Recensione: "La Questione dei Cavalli" - La storia assurda di un film western a Venezia Recensione: "La Questione dei Cavalli" - La storia assurda di un film western a Venezia

La questione dei cavalli
di Arianna Ulian,
edito da Laurana Editore nella collana Fremen.

La Questione dei Cavalli di Arianna Ulian narra una storia atipica:
Un regista visionario decide di girare un film Western a Venezia, tra i calli, con la partecipazione della popolazione locale e con dei veri cavalli.
Lo sbarco di questi cavalli però sfocia in una serie di problematiche e di misteriosi eventi, tra i quali la loro sparizione.
Spettatori e attori di queste vicende sono gli abitanti del luogo e tra questi, gli adepti al ”mucchio selvaggio”. Questi ultimi, impossessatisi dei costumi di scena, con l’uso della violenza tentano di opporsi ai cambiamenti portati alla città dalla troupe cinematografica.
Sullo sfondo della storia, Momo, un bimbo ipersensibile, cerca di comprendere quali dinamiche abbiano portato alla sparizione di questi cavalli.
La scrittura in questo romanzo è minuziosa e perfetta come un merletto di Burano, mai ridondante, delicata eppure potente nelle descrizioni di luoghi, personaggi, stati d’animo. È incredibile come l’autrice riesca a “vestire” e definire un personaggio solo attraverso la descrizione del suo pensiero.
La sua visione di Venezia è molto suggestiva ma forse proprio per questo più tangibile.
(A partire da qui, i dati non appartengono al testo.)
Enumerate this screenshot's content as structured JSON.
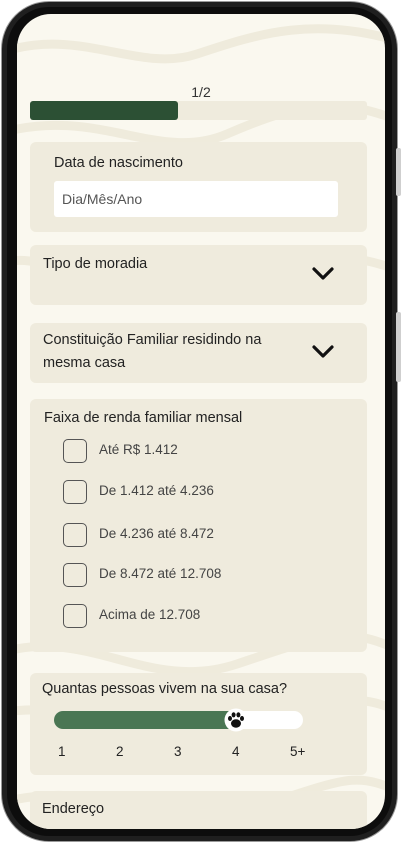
{
  "progress": {
    "label": "1/2",
    "fraction": 0.44
  },
  "birthdate": {
    "label": "Data de nascimento",
    "placeholder": "Dia/Mês/Ano"
  },
  "housing": {
    "label": "Tipo de moradia"
  },
  "family": {
    "label_line1": "Constituição Familiar residindo na",
    "label_line2": "mesma casa"
  },
  "income": {
    "label": "Faixa de renda familiar mensal",
    "options": [
      "Até R$ 1.412",
      "De 1.412 até 4.236",
      "De 4.236 até 8.472",
      "De 8.472 até 12.708",
      "Acima de 12.708"
    ]
  },
  "household": {
    "label": "Quantas pessoas vivem na sua casa?",
    "ticks": [
      "1",
      "2",
      "3",
      "4",
      "5+"
    ],
    "selected": "4",
    "thumb_icon": "paw-icon"
  },
  "address": {
    "label": "Endereço"
  },
  "colors": {
    "accent": "#2c5034",
    "slider": "#4a7653",
    "card": "#efebdd",
    "background": "#faf8ef"
  }
}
L’autrice racconta di una città che sa di acqua, di umidità , di vicoli, di odori, di cattivi odori, di muffe sui muri, di pensieri degli abitanti e del loro modo di camminare.
Una mano che tocca un muro, una camminata che attraversa un ponte, uno sguardo che coglie un segmento di luce tra i calli, una donna che sente sul corpo umidità e punture di zanzare, un cavallo che annaspa tra spruzzi e aria satura, sono gli elementi mediante i quali l’autrice riesce a condurci nei luoghi intimi della città e riesce a farlo mediante il racconto del sentire, non del vedere.
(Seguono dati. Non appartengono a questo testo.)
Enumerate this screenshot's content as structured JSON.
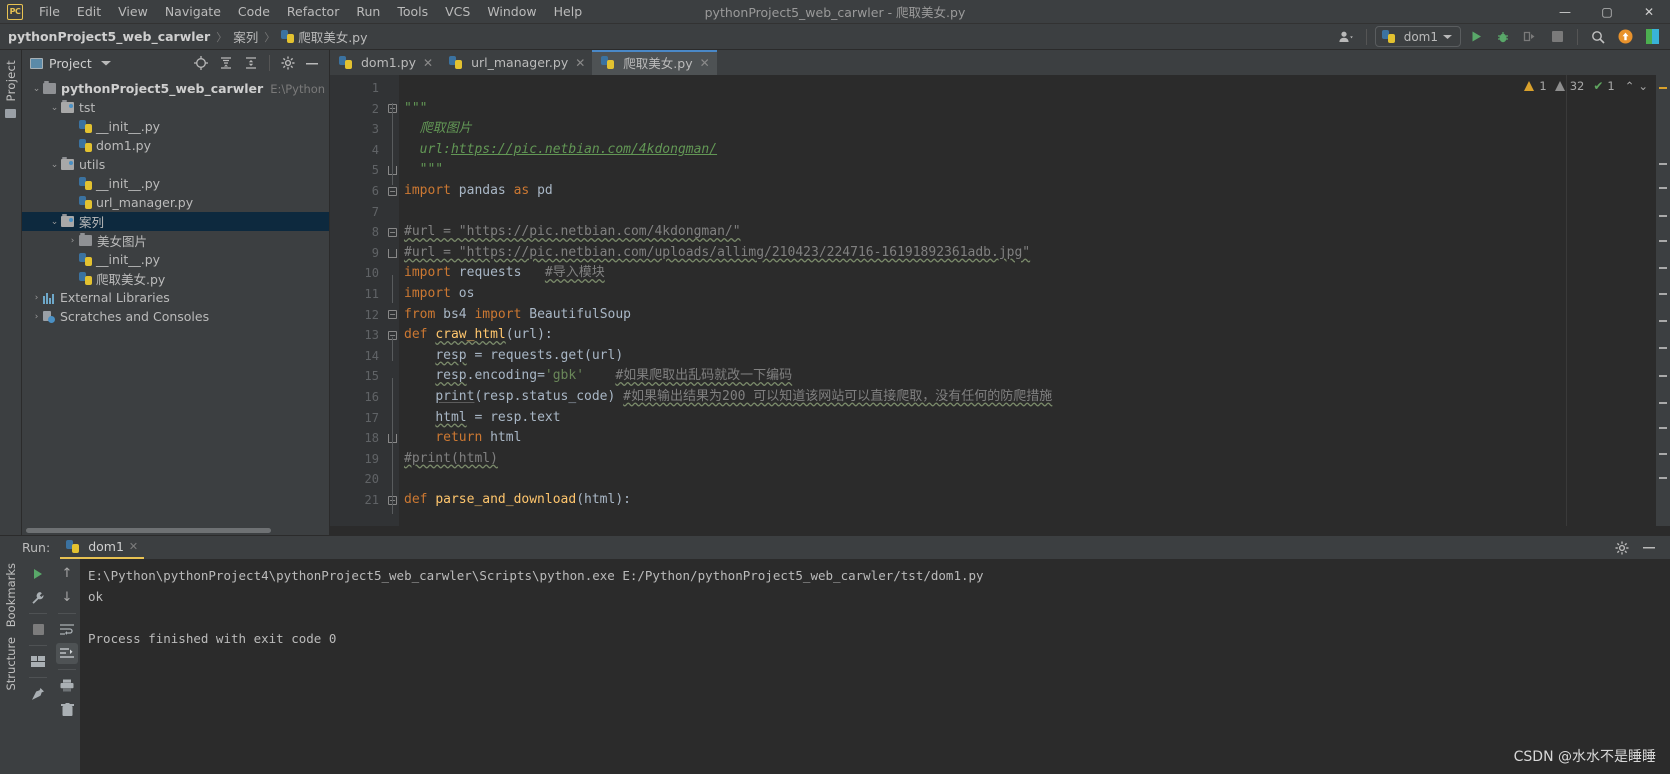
{
  "window": {
    "title": "pythonProject5_web_carwler - 爬取美女.py",
    "logo_text": "PC",
    "controls": {
      "minimize": "—",
      "maximize": "▢",
      "close": "✕"
    }
  },
  "menu": {
    "items": [
      "File",
      "Edit",
      "View",
      "Navigate",
      "Code",
      "Refactor",
      "Run",
      "Tools",
      "VCS",
      "Window",
      "Help"
    ]
  },
  "breadcrumb": {
    "project": "pythonProject5_web_carwler",
    "folder": "案列",
    "file": "爬取美女.py",
    "separator": "〉"
  },
  "toolbar": {
    "profile_icon": "user-icon",
    "run_config": "dom1",
    "run": "run-icon",
    "debug": "debug-icon",
    "coverage": "coverage-icon",
    "stop": "stop-icon",
    "search": "search-icon",
    "update": "update-icon"
  },
  "rail": {
    "project_label": "Project",
    "bookmarks_label": "Bookmarks",
    "structure_label": "Structure"
  },
  "project_panel": {
    "title": "Project",
    "header_buttons": [
      "target-icon",
      "expand-all-icon",
      "collapse-all-icon",
      "gear-icon",
      "hide-icon"
    ],
    "tree": [
      {
        "depth": 0,
        "arrow": "⌄",
        "icon": "folder",
        "label": "pythonProject5_web_carwler",
        "bold": true,
        "path": "E:\\Python\\pythonPr",
        "selected": false
      },
      {
        "depth": 1,
        "arrow": "⌄",
        "icon": "folder-src",
        "label": "tst",
        "bold": false,
        "path": "",
        "selected": false
      },
      {
        "depth": 2,
        "arrow": "",
        "icon": "python",
        "label": "__init__.py",
        "bold": false,
        "path": "",
        "selected": false
      },
      {
        "depth": 2,
        "arrow": "",
        "icon": "python",
        "label": "dom1.py",
        "bold": false,
        "path": "",
        "selected": false
      },
      {
        "depth": 1,
        "arrow": "⌄",
        "icon": "folder-src",
        "label": "utils",
        "bold": false,
        "path": "",
        "selected": false
      },
      {
        "depth": 2,
        "arrow": "",
        "icon": "python",
        "label": "__init__.py",
        "bold": false,
        "path": "",
        "selected": false
      },
      {
        "depth": 2,
        "arrow": "",
        "icon": "python",
        "label": "url_manager.py",
        "bold": false,
        "path": "",
        "selected": false
      },
      {
        "depth": 1,
        "arrow": "⌄",
        "icon": "folder-src",
        "label": "案列",
        "bold": false,
        "path": "",
        "selected": true
      },
      {
        "depth": 2,
        "arrow": "›",
        "icon": "folder",
        "label": "美女图片",
        "bold": false,
        "path": "",
        "selected": false
      },
      {
        "depth": 2,
        "arrow": "",
        "icon": "python",
        "label": "__init__.py",
        "bold": false,
        "path": "",
        "selected": false
      },
      {
        "depth": 2,
        "arrow": "",
        "icon": "python",
        "label": "爬取美女.py",
        "bold": false,
        "path": "",
        "selected": false
      },
      {
        "depth": 0,
        "arrow": "›",
        "icon": "library",
        "label": "External Libraries",
        "bold": false,
        "path": "",
        "selected": false
      },
      {
        "depth": 0,
        "arrow": "›",
        "icon": "scratch",
        "label": "Scratches and Consoles",
        "bold": false,
        "path": "",
        "selected": false
      }
    ]
  },
  "editor": {
    "tabs": [
      {
        "label": "dom1.py",
        "active": false,
        "close": "✕"
      },
      {
        "label": "url_manager.py",
        "active": false,
        "close": "✕"
      },
      {
        "label": "爬取美女.py",
        "active": true,
        "close": "✕"
      }
    ],
    "status": {
      "warnings": "1",
      "weak_warnings": "32",
      "ok": "1",
      "up_arrow": "⌃",
      "down_arrow": "⌄"
    },
    "line_numbers": [
      "1",
      "2",
      "3",
      "4",
      "5",
      "6",
      "7",
      "8",
      "9",
      "10",
      "11",
      "12",
      "13",
      "14",
      "15",
      "16",
      "17",
      "18",
      "19",
      "20",
      "21"
    ],
    "lines": [
      {
        "n": 1,
        "segments": []
      },
      {
        "n": 2,
        "segments": [
          {
            "t": "\"\"\"",
            "c": "doc"
          }
        ]
      },
      {
        "n": 3,
        "segments": [
          {
            "t": "  爬取图片",
            "c": "doc"
          }
        ]
      },
      {
        "n": 4,
        "segments": [
          {
            "t": "  url:",
            "c": "doc"
          },
          {
            "t": "https://pic.netbian.com/4kdongman/",
            "c": "doclink"
          }
        ]
      },
      {
        "n": 5,
        "segments": [
          {
            "t": "  \"\"\"",
            "c": "doc"
          }
        ]
      },
      {
        "n": 6,
        "segments": [
          {
            "t": "import",
            "c": "kw"
          },
          {
            "t": " pandas ",
            "c": "id"
          },
          {
            "t": "as",
            "c": "kw"
          },
          {
            "t": " pd",
            "c": "id"
          }
        ]
      },
      {
        "n": 7,
        "segments": []
      },
      {
        "n": 8,
        "segments": [
          {
            "t": "#url = \"https://pic.netbian.com/4kdongman/\"",
            "c": "cmt wave-g"
          }
        ]
      },
      {
        "n": 9,
        "segments": [
          {
            "t": "#url = \"https://pic.netbian.com/uploads/allimg/210423/224716-16191892361adb.jpg\"",
            "c": "cmt wave-g"
          }
        ]
      },
      {
        "n": 10,
        "segments": [
          {
            "t": "import",
            "c": "kw"
          },
          {
            "t": " requests",
            "c": "id"
          },
          {
            "t": "   ",
            "c": "id"
          },
          {
            "t": "#导入模块",
            "c": "cmt wave-g"
          }
        ]
      },
      {
        "n": 11,
        "segments": [
          {
            "t": "import",
            "c": "kw"
          },
          {
            "t": " os",
            "c": "id"
          }
        ]
      },
      {
        "n": 12,
        "segments": [
          {
            "t": "from",
            "c": "kw"
          },
          {
            "t": " bs4 ",
            "c": "id"
          },
          {
            "t": "import",
            "c": "kw"
          },
          {
            "t": " BeautifulSoup",
            "c": "id"
          }
        ]
      },
      {
        "n": 13,
        "segments": [
          {
            "t": "def",
            "c": "kw"
          },
          {
            "t": " ",
            "c": "id"
          },
          {
            "t": "craw_html",
            "c": "fn wave-g"
          },
          {
            "t": "(url):",
            "c": "id"
          }
        ]
      },
      {
        "n": 14,
        "segments": [
          {
            "t": "    ",
            "c": "id"
          },
          {
            "t": "resp",
            "c": "id wave-g"
          },
          {
            "t": " = requests.get(url)",
            "c": "id"
          }
        ]
      },
      {
        "n": 15,
        "segments": [
          {
            "t": "    ",
            "c": "id"
          },
          {
            "t": "resp",
            "c": "id wave-g"
          },
          {
            "t": ".encoding=",
            "c": "id"
          },
          {
            "t": "'gbk'",
            "c": "str"
          },
          {
            "t": "    ",
            "c": "id"
          },
          {
            "t": "#如果爬取出乱码就改一下编码",
            "c": "cmt wave-g"
          }
        ]
      },
      {
        "n": 16,
        "segments": [
          {
            "t": "    ",
            "c": "id"
          },
          {
            "t": "print",
            "c": "id ul-soft"
          },
          {
            "t": "(resp.status_code) ",
            "c": "id"
          },
          {
            "t": "#如果输出结果为200 可以知道该网站可以直接爬取，没有任何的防爬措施",
            "c": "cmt wave-g"
          }
        ]
      },
      {
        "n": 17,
        "segments": [
          {
            "t": "    ",
            "c": "id"
          },
          {
            "t": "html",
            "c": "id wave-g"
          },
          {
            "t": " = resp.text",
            "c": "id"
          }
        ]
      },
      {
        "n": 18,
        "segments": [
          {
            "t": "    ",
            "c": "id"
          },
          {
            "t": "return",
            "c": "kw"
          },
          {
            "t": " html",
            "c": "id"
          }
        ]
      },
      {
        "n": 19,
        "segments": [
          {
            "t": "#print(html)",
            "c": "cmt wave-g"
          }
        ]
      },
      {
        "n": 20,
        "segments": []
      },
      {
        "n": 21,
        "segments": [
          {
            "t": "def",
            "c": "kw"
          },
          {
            "t": " ",
            "c": "id"
          },
          {
            "t": "parse_and_download",
            "c": "fn"
          },
          {
            "t": "(html):",
            "c": "id"
          }
        ]
      }
    ]
  },
  "run_panel": {
    "label": "Run:",
    "tab": "dom1",
    "tab_close": "✕",
    "header_buttons": [
      "gear-icon",
      "hide-icon"
    ],
    "left_tools": [
      "run-icon",
      "wrench-icon",
      "stop-icon",
      "layout-icon",
      "pin-icon"
    ],
    "right_tools": [
      "up-arrow-icon",
      "down-arrow-icon",
      "soft-wrap-icon",
      "scroll-end-icon",
      "print-icon",
      "trash-icon"
    ],
    "console_lines": [
      "E:\\Python\\pythonProject4\\pythonProject5_web_carwler\\Scripts\\python.exe E:/Python/pythonProject5_web_carwler/tst/dom1.py",
      "ok",
      "",
      "Process finished with exit code 0"
    ]
  },
  "watermark": "CSDN @水水不是睡睡",
  "colors": {
    "bg_chrome": "#3c3f41",
    "bg_editor": "#2b2b2b",
    "accent_blue": "#4a88c7",
    "accent_yellow": "#e8c252",
    "selection": "#0d293e",
    "keyword": "#cc7832",
    "string": "#6a8759",
    "comment": "#808080",
    "function": "#ffc66d",
    "docstring": "#629755"
  }
}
Un sentire che turba, coinvolge e sconvolge.
Turba per quanto sono grotteschi molti dei personaggi.
Turba il sentire dei cavalli affaticati.
Turba il sentire di Momo, l’iperattivazione dei suoi sensi e la reiterazione non dei suoi pensieri, bensì delle emozioni che scaturiscono dai suoi pensieri.
Turba la storia assurda di un film western a Venezia.
Il mio stesso approccio a questo libro è stato singolare.
Sono stata turbata da questo genere quasi visionario, come se fossi davanti a un film di Fellini o a una tela di Picasso.
Devo ammettere che nel leggerlo, da ansiosa e refrattaria alle novità quale sono, mi sono sentita come “un film western a Venezia”.
Fuori luogo.
Del resto la vita mi ha insegnato che è l’assurdo ad acuire i nostri sensi, a risvegliare la curiosità e anche un pizzico di morbosità e che è nelle pieghe dell’ignoto, dove si incontrano le nostre ombre, che si ricompone la nostra vera essenza.
Mi sono ritrovata come molti dei personaggi, dietro un vicoletto a spiare i sussurri della storia e a desiderare di scoprirne il finale.
Ogni parola nel romanzo è un sussurro, un gemito che nasce da dentro tranne in un caso: quando racconta la violenza, quella di chi tenta di snaturare Venezia, di snaturare i cavalli e gli abitanti del luogo.
È questa dissonanza nei toni a definire in modo quasi naturale, nel corso della lettura, i buoni e i cattivi.
La conclusione del libro invece consola ed è reale. Reale come la percezione che i buoni, con la loro empatia siano riusciti a riportare ogni cosa al proprio naturale corso.
Come in un vero film Western.
Come in un vero libro Western.
Questo.

Arianna Ulian è nata nel 1975. Vive a Venezia, in sestiere Cannaregio, qui alla sua prima prova narrativa, racconta con assoluta naturalezza – e con una lingua impeccabile – una storia impossibile.